Jamba, Inc. (NASDAQ:JMBA) is in a good place these days.
Shares of the leading smoothie-chain operator are closing in on the two-year highs it hit last summer. After three consecutive winning months, investors are flocking to the company that has spearheaded the smoothie craze that is now being aped by Starbucks Corporation (NASDAQ:SBUX) and the leading burger chains.
This is the kind of momentum that can be extended or come to a screeching halt on a whiff of news, and that’s exactly what the market will be getting when Jamba, Inc. (NASDAQ:JMBA) reports its latest quarterly results after tomorrow’s market close.
Let’s go over some of the important questions that the 788-unit chain may answer.
1. Can the positive comps keep coming?
Jamba has an impressive streak going. Comps at company-owned stores climbed 3.9% in its previous quarter, stretching the number of consecutive quarters with positive same-store sales to eight periods.
It’s probably a surprise to some who figured that McDonald’s Corporation (NYSE:MCD) adding smoothies to its McCafe line in the summer of 2010 and Starbucks expanding its blender army with the 2011 acquisition of Evolution Fresh would spell the end of Jamba, Inc. (NASDAQ:JMBA)’s run.

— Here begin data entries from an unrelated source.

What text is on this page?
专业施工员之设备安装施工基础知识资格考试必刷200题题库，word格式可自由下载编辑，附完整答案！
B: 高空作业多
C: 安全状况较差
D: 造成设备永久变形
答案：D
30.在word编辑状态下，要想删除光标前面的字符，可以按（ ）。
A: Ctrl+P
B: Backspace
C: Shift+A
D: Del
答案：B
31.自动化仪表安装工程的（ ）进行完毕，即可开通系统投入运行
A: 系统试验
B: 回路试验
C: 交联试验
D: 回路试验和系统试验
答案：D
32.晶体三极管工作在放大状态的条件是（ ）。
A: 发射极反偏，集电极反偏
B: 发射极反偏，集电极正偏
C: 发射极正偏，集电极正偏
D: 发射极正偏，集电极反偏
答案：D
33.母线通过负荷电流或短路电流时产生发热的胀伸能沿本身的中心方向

The arrival of smoothies at the world’s largest restaurant chain only educated the market. It’s not a surprise that Jamba’s eight-quarter streak began just as real fruit smoothies were introduced at Mickey D’s.
Starbucks had been serving smoothies well before taking on a juice bar concept in 2011, but the move validated the chilly fruit drink as a premium beverage just as the baron of baristas worked its magic decades ago on coffee.
2. Will 2013 be the year of profitability?
All four major analysts with 2013 estimates see Jamba posting its first annual profit this year since going public. They are clustered tightly, seeing net income clock in between $0.07 a share and $0.09 a share for all of 2013.
Don’t expect positive earnings tomorrow.
Jamba’s refranchising efforts — handing over company-owned units to successful franchisees — has resulted in a more favorable margins profile, but this is still a seasonal business. Folks just don’t slurp down boost-packed fruit drinks when the weather’s cool.
Jamba lives for the spring and summer, even though it continues to fortify its menu with warm drinks, hot oatmeal, and other cool-weather indulgences. However, Jamba should still be on track to discuss its profitable outlook for 2013.
3. Can it stick to its original 2013 guidance?
Jamba offered up its first stab at an outlook for 2013 four months ago.
- Jamba’s aiming for comps at company-owned stores to rise 4% to 6% in 2013.
- Store-level margins should be 20%, and operating income margins should be 2.5% to 3%.
- Jamba wants to build on its 788-store empire by developing 60 to 80 locations in 2013.
- Smaller and largely school-centric JambaGO stations are a priority, and the company’s targeting 1,000 units added this year.
- Consumer packaged goods will be a small piece of the revenue mix at $4 million to $5 million as Jamba cashes in on its status as a healthy lifestyle brand.
A lot has happened in four months. The economy has shown improved signs of life, though the end in January of the 2% payroll tax cut is giving consumers less take-home pay.